Property renovation is such a close-to-heart topic for us Australians. Who doesn’t have a passion for making their home look more beautiful, attractive, and valuable – all whilst making a profit when it’s time to sell?

If you are purely renovating for your own sense of comfort or luxury, with absolutely zero intention to benefit in the short-term or long-term from your renovation work, that’s well and good.

However, even if you have no intention for a return on your renovation investment, you should have. Every dollar you put in is worth something and having an investor mindset even while renovating your home, has proven to come in very handy.

What you essentially want to materialise is a greater valuation on your property whether you intend to sell it or not. If you keep it, a greater valuation can mean potential to draw equity for further investments. If it’s an investment property, renovation work can (and should) directly and positively impact your cash flow position by helping you increase your rental yield and minimise your vacancy.

Most people get it.

Renovating can come with great benefits but what most people don’t get is that it can also be a waste of money at least for part of the investment. So, the question becomes where and how do you invest in your renovation work so that you maximise your ROI?

Plan it right

So, you have decided to renovate. Great. The most important thing and a lesson many learnt the hard way is to plan first. Plan, plan and then plan. Don’t rush your planning process. The last thing you want is to be in the middle of renovating and something goes wrong and have to pause to redo some work. The first question you want to ask yourself is, are you doing a complete renovation job or, are you cherry-picking certain parts to give an uplift to your home?

You need to get the order of your renovation jobs right from the start. Planning will help you structure the flow and sequence of jobs so that your tradespeople aren’t going back and forth – which will cost you time and money. Once you have the plan ready, run it by someone who knows a thing or two in that area. If you renovate for a living, you can skip this but if not, get some input and a few tips on how you run it more smoothly.

Budget like a CFO

At the end of the day, this is a project and the more you treat it like a business the more it will pay off. I don’t care how small or big the job is, budgeting is crucial and will be a great guide and reference point. Make sure that your budget is based on accurate estimates as much as you can. Get quotes, talk to suppliers, get material cost and add 15% + margin on top for any unexpected cost items. Once you are finished with your budget, compare it to what others have spent on their renovation work. Granted this is not an easy task and you might not be comparing apples with apples but seeing major differences can light up a bulb and help you see something you haven’t.
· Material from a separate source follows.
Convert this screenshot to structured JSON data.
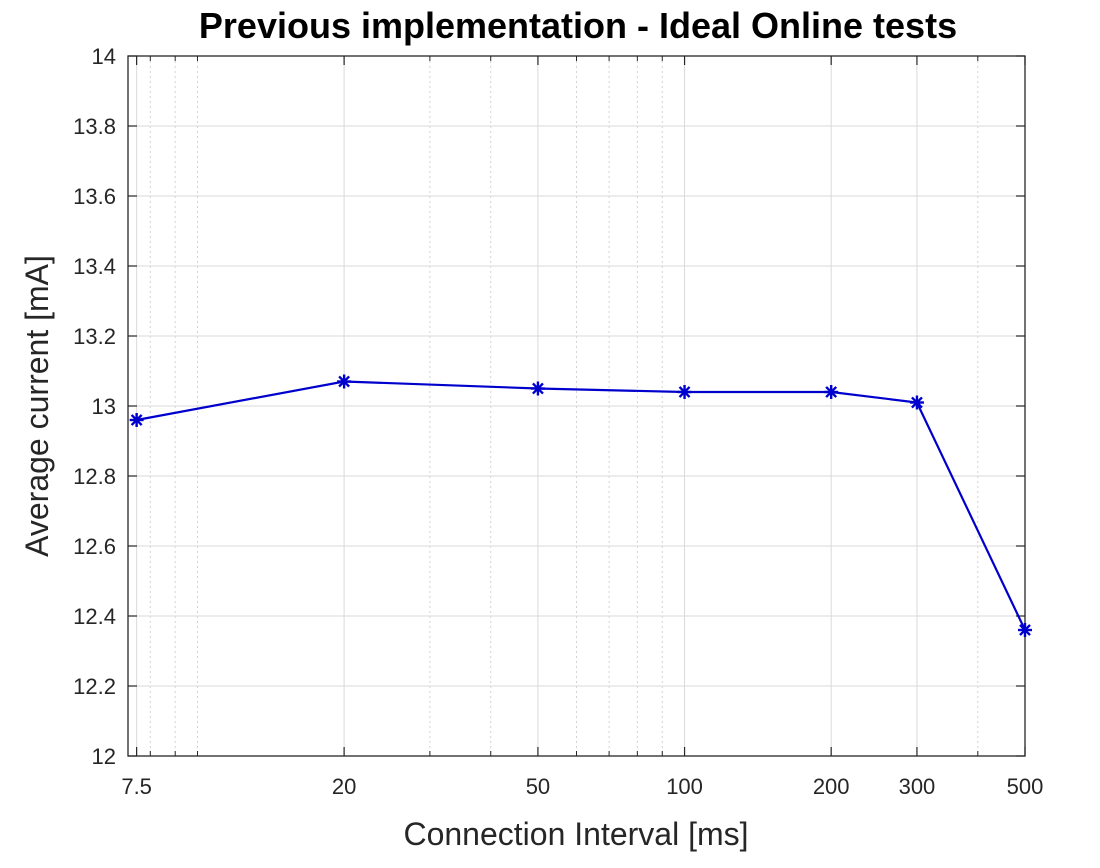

Now that you have your costing nailed, start thinking about your ROI – which is a factor of your sale price and your renovation expenses. The higher your home is valued after your renovation work, the higher your ROI is going to be. But you don’t want to have sky-high figures that aren’t based on any market reality. Consider and research what other houses sell for in your suburb. Quite often, the upper price limit of an area can put a ceiling on your home price. So, you want to renovate with that in mind to ensure you have realistic expectations and that you don’t over-invest. Look at comparable properties and speak to a few agents to get insights on where you think the price will land after it’s all said and done.

Reflect your personality through the design elements

Our personalities have a significant factor in our choice of home – right down to colour, decor and materials – according to psychologist Meredith Fuller. And that shouldn’t come to us as a surprise. We know that property buying is an emotional process especially if it’s for a home to live in.

A home with a great personality and a great story is a home that doesn’t last for long on the market.

Ever heard the saying “People buy from people”? It applies, especially to property buying. Treat your home like a product you are selling to another individual who is buying it directly from you. There is nothing like a captivating story told through every part of your home. You want your renovation work to make your home’s personality shine and evolve. You also want it to be unique. You don’t want to be just another nice home. You want it to have an intricate blend of your personality, but you don’t want it to be too personal which can get be a potential turn-off and unrelatable.

Be resourceful when it makes sense

A sure way to boost your ROI is focusing on the areas you can work on that will make the biggest impact on buyers while adding the least to your budget. You can literally make a list of all the items you can renovate and on a simple spreadsheet, plot the estimated cost and a ‘buyer impact rating’. Start by sorting out the high and medium impact jobs with the lowest cost. These should take more priority than the rest. Flooring, for example, is a relatively affordable way to transform a property’s look and aesthetic. And so is painting. A good paint job inside and outside your home can make all the difference.

Know when to DIY and when to hire someone. There are certain jobs that if you do, you’ll save quite a bit with virtually zero difference on the final quality or look and feel. And for some jobs, you just can’t risk doing it yourself.

A man’s trash can be another’s treasure. Think about reusing materials in a bi-directional way. You can use others’ materials and you can give your material to others. You can also use your own material and refurbish/recycle them. It takes a bit of creativity, but we’ve seen it over and over. From old bricks to hardwood timber floorboards, you probably have so much that you can use and reuse or worst-case scenario, give away to someone who might need what you don’t.